Criminal Law. R V Blaue

FactsThe defendant inflicted serious stab wounds on the deceased who, knowing she would be likely to die as a result, refused a blood transfusion because she was a Jehovah’s Witness and accepting another’s blood was against her religion. The defendant claimed that her refusal to accept the blood transfusion broke the chain of causation between his conduct and her death.

ExtractThere have been two cases in recent years which have some bearing on this topic: R v Jordan and R v Smith. In R v Jordan the Court of Criminal Appeal, after conviction, admitted some medical evidence which went to prove that the cause of death was not the blow relied on by the prosecution but abnormal medical treatment after admission to hospital. This case has been criticised but it was probably rightly decided on its facts. Before the abnormal treatment started the injury had almost healed. We share Lord Parker CJ’s opinion ([1959] 2 All ER at 198, [1959] 2 QB at 43) that R v Jordan should be regarded as a case decided on its own special facts and not as an authority relaxing the common law approach to causation.

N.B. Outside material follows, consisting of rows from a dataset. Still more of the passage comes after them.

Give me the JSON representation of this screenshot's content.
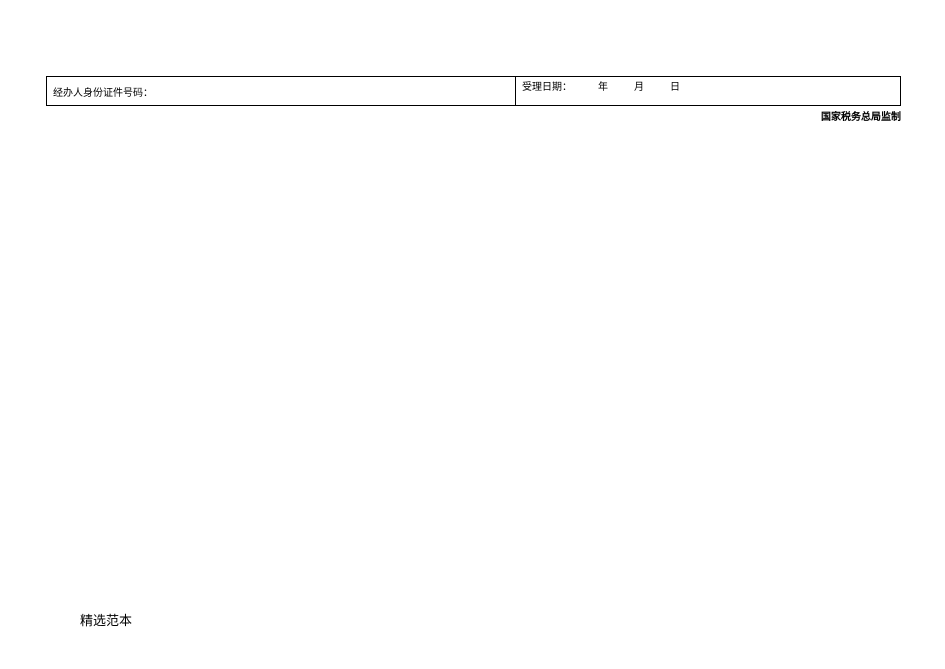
{
  "form": {
    "left_cell": {
      "id_number_label": "经办人身份证件号码："
    },
    "right_cell": {
      "accept_date_label": "受理日期：",
      "year_unit": "年",
      "month_unit": "月",
      "day_unit": "日"
    }
  },
  "footer": {
    "issuer": "国家税务总局监制"
  },
  "bottom": {
    "template_note": "精选范本"
  }
}
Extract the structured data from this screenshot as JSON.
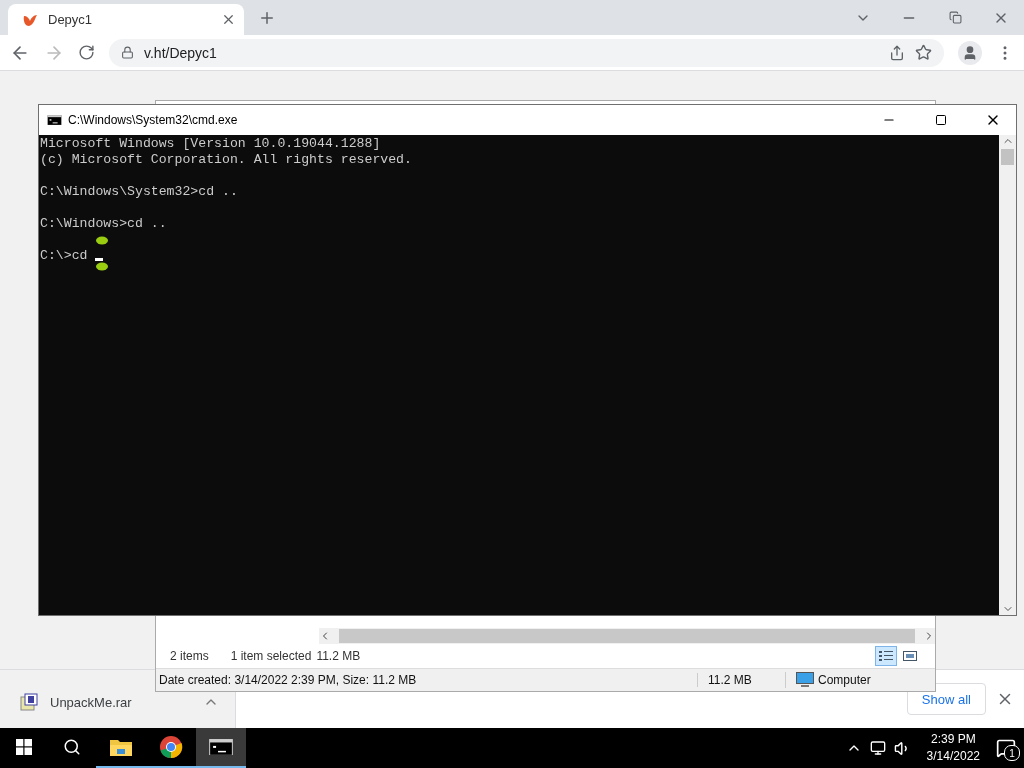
{
  "browser": {
    "tab": {
      "title": "Depyc1"
    },
    "address": "v.ht/Depyc1"
  },
  "cmd": {
    "title": "C:\\Windows\\System32\\cmd.exe",
    "lines": [
      "Microsoft Windows [Version 10.0.19044.1288]",
      "(c) Microsoft Corporation. All rights reserved.",
      "C:\\Windows\\System32>cd ..",
      "C:\\Windows>cd ..",
      "C:\\>cd"
    ]
  },
  "explorer": {
    "item_count": "2 items",
    "selection": "1 item selected",
    "selection_size": "11.2 MB",
    "details": "Date created: 3/14/2022 2:39 PM, Size: 11.2 MB",
    "size": "11.2 MB",
    "location": "Computer"
  },
  "downloads": {
    "file": "UnpackMe.rar",
    "show_all": "Show all"
  },
  "taskbar": {
    "apps": [
      {
        "kind": "explorer",
        "selected": false
      },
      {
        "kind": "chrome",
        "selected": false
      },
      {
        "kind": "cmd",
        "selected": true
      }
    ],
    "time": "2:39 PM",
    "date": "3/14/2022",
    "notifications": "1"
  }
}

In R v Smith the man who had been stabbed would probably not have died but for a series of mishaps. These mishaps were said to have broken the chain of causation. Lord Parker CJ, in the course of his judgment, commented as follows ([1959] 2 All ER at 198, [1959] 2 QB at 42, 43):

‘…if at the time of death the original wound is still an operating cause and a substantial cause, then the death can properly be said to be the result of the wound, albeit that some other cause of death is also operating. Only if it can be said that the original wounding is merely the setting in which another cause operates can it be said that the death does not result from the wound. Putting it in another way, only if the second cause is so overwhelming as to make the original wound merely part of the history can it be said that death does not flow from the wound.’

The physical cause of death in [the instant] case was the bleeding into the pleural cavity arising from the penetration of the lung. This had not been brought about by any decision made by the deceased girl but by the stab wound. Counsel for the appellant tried to overcome this line of reasoning by submitting that the jury should have been directed that if they thought the girl’s decision not to have a blood transfusion was an unreasonable one, then the chain of causation would have been broken. At once the question arises – reasonable by whose standards? Those of Jehovah’s Witnesses? Humanists? Roman Catholics? Protestants of Anglo-Saxon descent?

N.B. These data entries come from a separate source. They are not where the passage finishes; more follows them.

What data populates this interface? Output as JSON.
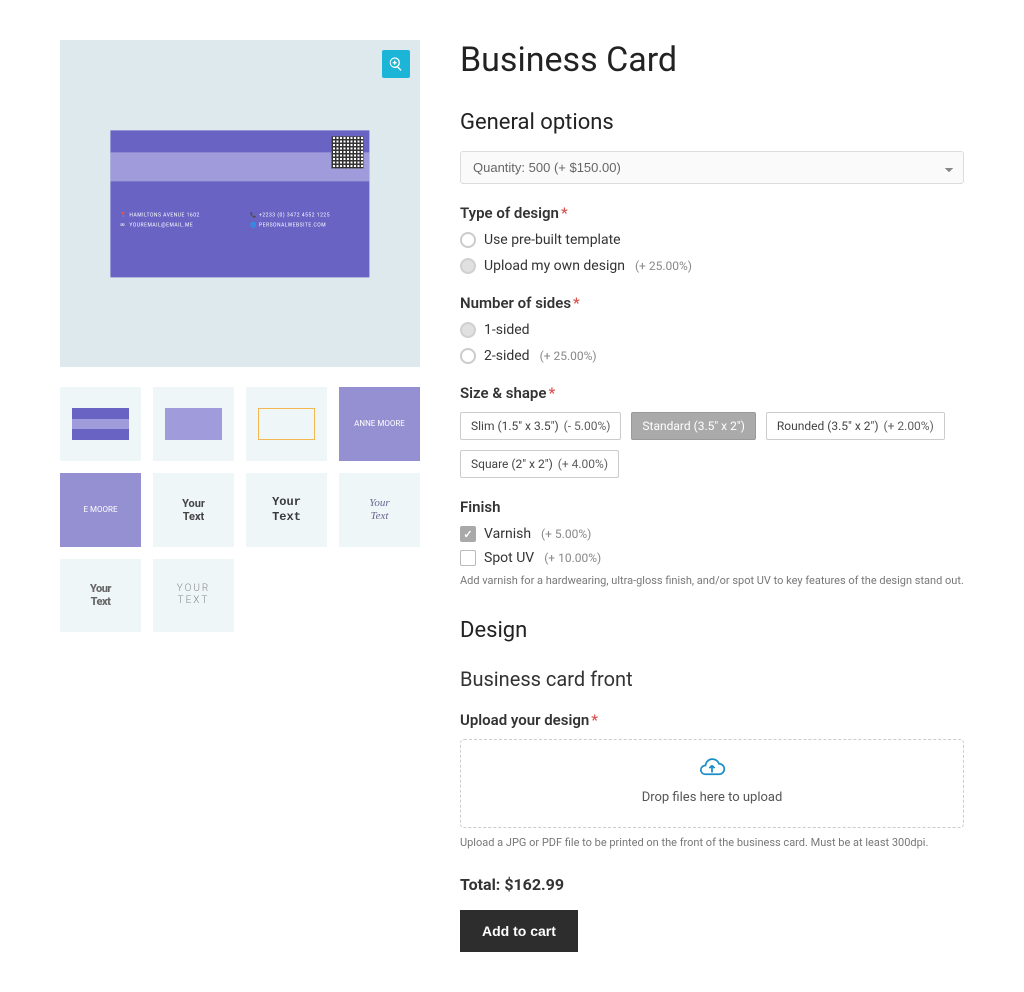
{
  "product": {
    "title": "Business Card"
  },
  "card_preview": {
    "address": "HAMILTONS AVENUE 1602",
    "email": "YOUREMAIL@EMAIL.ME",
    "phone": "+2233 (0) 3472 4552 1225",
    "website": "PERSONALWEBSITE.COM"
  },
  "thumbnails": [
    {
      "type": "minicard"
    },
    {
      "type": "stripe"
    },
    {
      "type": "outline"
    },
    {
      "type": "purple",
      "text": "ANNE MOORE"
    },
    {
      "type": "purple",
      "text": "E MOORE"
    },
    {
      "type": "bold",
      "text": "Your\nText"
    },
    {
      "type": "tech",
      "text": "Your\nText"
    },
    {
      "type": "script",
      "text": "Your\nText"
    },
    {
      "type": "block",
      "text": "Your\nText"
    },
    {
      "type": "thin",
      "text": "YOUR\nTEXT"
    }
  ],
  "sections": {
    "general": "General options",
    "design": "Design",
    "front": "Business card front"
  },
  "quantity": {
    "selected_label": "Quantity: 500 (+ $150.00)"
  },
  "fields": {
    "type_of_design": {
      "label": "Type of design",
      "options": [
        {
          "label": "Use pre-built template",
          "adj": ""
        },
        {
          "label": "Upload my own design",
          "adj": "(+ 25.00%)"
        }
      ]
    },
    "sides": {
      "label": "Number of sides",
      "options": [
        {
          "label": "1-sided",
          "adj": ""
        },
        {
          "label": "2-sided",
          "adj": "(+ 25.00%)"
        }
      ]
    },
    "size": {
      "label": "Size & shape",
      "options": [
        {
          "label": "Slim (1.5\" x 3.5\")",
          "adj": "(- 5.00%)"
        },
        {
          "label": "Standard (3.5\" x 2\")",
          "adj": ""
        },
        {
          "label": "Rounded (3.5\" x 2\")",
          "adj": "(+ 2.00%)"
        },
        {
          "label": "Square (2\" x 2\")",
          "adj": "(+ 4.00%)"
        }
      ]
    },
    "finish": {
      "label": "Finish",
      "options": [
        {
          "label": "Varnish",
          "adj": "(+ 5.00%)"
        },
        {
          "label": "Spot UV",
          "adj": "(+ 10.00%)"
        }
      ],
      "help": "Add varnish for a hardwearing, ultra-gloss finish, and/or spot UV to key features of the design stand out."
    },
    "upload": {
      "label": "Upload your design",
      "drop_text": "Drop files here to upload",
      "help": "Upload a JPG or PDF file to be printed on the front of the business card. Must be at least 300dpi."
    }
  },
  "total": {
    "label": "Total:",
    "value": "$162.99"
  },
  "buttons": {
    "add_to_cart": "Add to cart"
  }
}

The man on the Clapham omnibus? But he might well be an admirer of Eleazar who suffered death rather than eat the flesh of swinef or of Sir Thomas Moore who, unlike nearly all his contemporaries, was unwilling to accept Henry VIII as Head of the Church in England. Those brought up in the Hebraic and Christian traditions would probably be reluctant to accept that these martyrs caused their own deaths.

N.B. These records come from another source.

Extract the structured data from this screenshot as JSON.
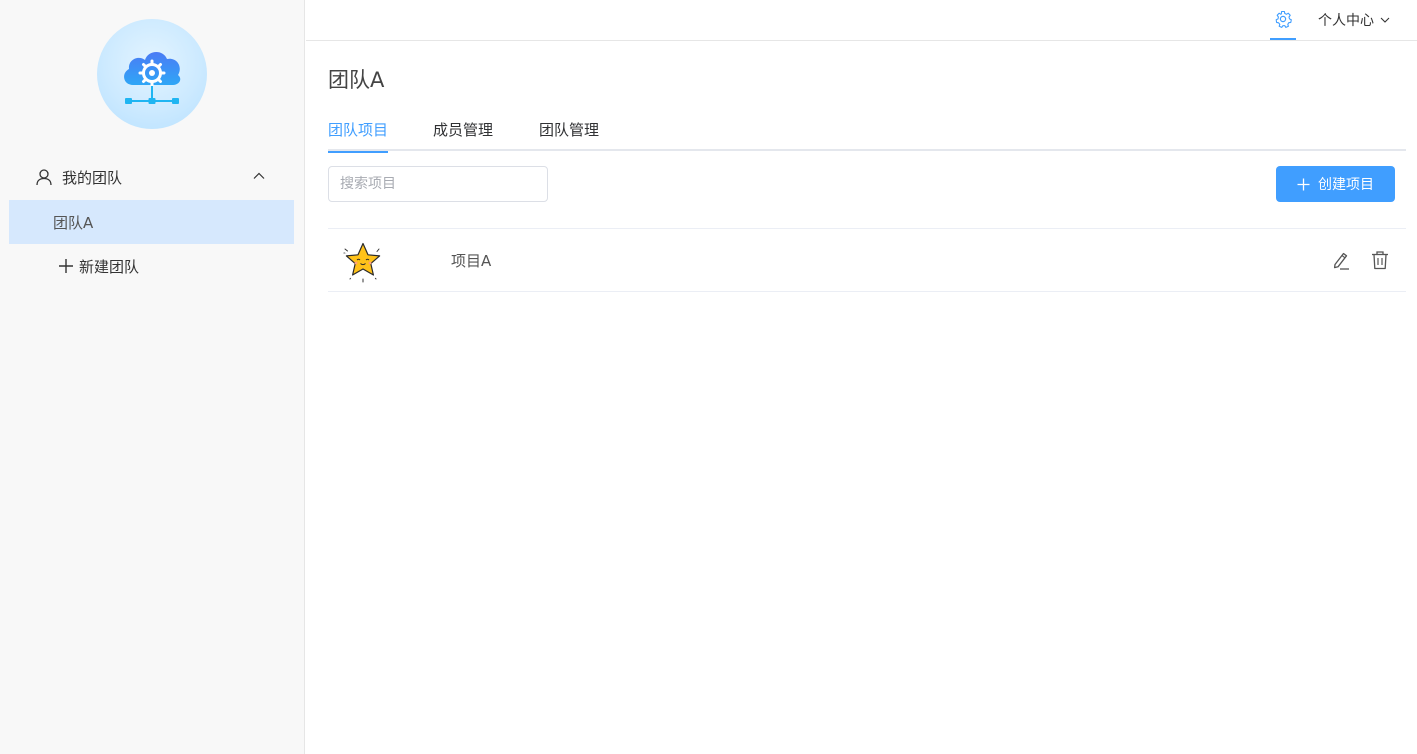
{
  "sidebar": {
    "logo_icon": "cloud-gear-network-icon",
    "group": {
      "label": "我的团队",
      "icon": "user-icon",
      "expanded": true,
      "items": [
        {
          "label": "团队A",
          "active": true
        }
      ],
      "new_label": "新建团队"
    }
  },
  "topbar": {
    "settings_icon": "gear-icon",
    "user_menu_label": "个人中心"
  },
  "main": {
    "title": "团队A",
    "tabs": [
      {
        "label": "团队项目",
        "active": true
      },
      {
        "label": "成员管理",
        "active": false
      },
      {
        "label": "团队管理",
        "active": false
      }
    ],
    "search": {
      "placeholder": "搜索项目",
      "value": ""
    },
    "create_button_label": "创建项目",
    "projects": [
      {
        "name": "项目A",
        "avatar": "star-sticker-icon"
      }
    ]
  },
  "colors": {
    "accent": "#409eff",
    "sidebar_bg": "#f8f8f8",
    "active_item_bg": "#d6e8fd"
  }
}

As was pointed out to counsel for the appellant in the course of argument, two cases, each raising the same issue of reasonableness because of religious beliefs, could produce different verdicts depending on where the cases were tried. A jury drawn from Preston, sometimes said to be the most Catholic town in England, might have different views about martyrdom to one drawn from the inner suburbs of London.

Counsel for the appellant accepted that this might be so; it was, he said, inherent in trial by jury. It is not inherent in the common law as expounded by Sir Matthew Hale and Maule J. It has long been the policy of the law that those who use violence on other people must take their victims as they find them. This in our judgment means the whole man, not just the physical man. It does not lie in the mouth of the assailant to say that his victim’s religious beliefs which inhibited him from accepting certain kinds of treatment were unreasonable. The question for decision is what caused her death.

The answer is the stab wound. The fact that the victim refused to stop this end coming about did not break the causal connection between the act and death. If a victim’s personal representatives claim compensation for his death the concept of foreseeability can operate in favour of the wrongdoer in the assessment of such compensation; the wrong doer is entitled to expect his victim to mitigate his damage by accepting treatment of a normal kind: see Steele v R George & Co Ltd.As counsel for the Crown pointed out, the criminal law is concerned with the maintenance of law and order and the protection of the public generally. A policy of the common law applicable to the settlement of tortious liability between subjects may not be, and in our judgment is not, appropriate for the criminal law.

The issue of the cause of death in a trial for either murder or manslaughter is one of fact for the jury to decide. But if, as in this case, there is no conflict of evidence and all the jury has to do is to apply the law to the admitted facts, the judge is entitled to tell the jury what the result of that application will be. In this case the judge would have been entitled to have told the jury that the appellant’s stab wound was an operative cause of death.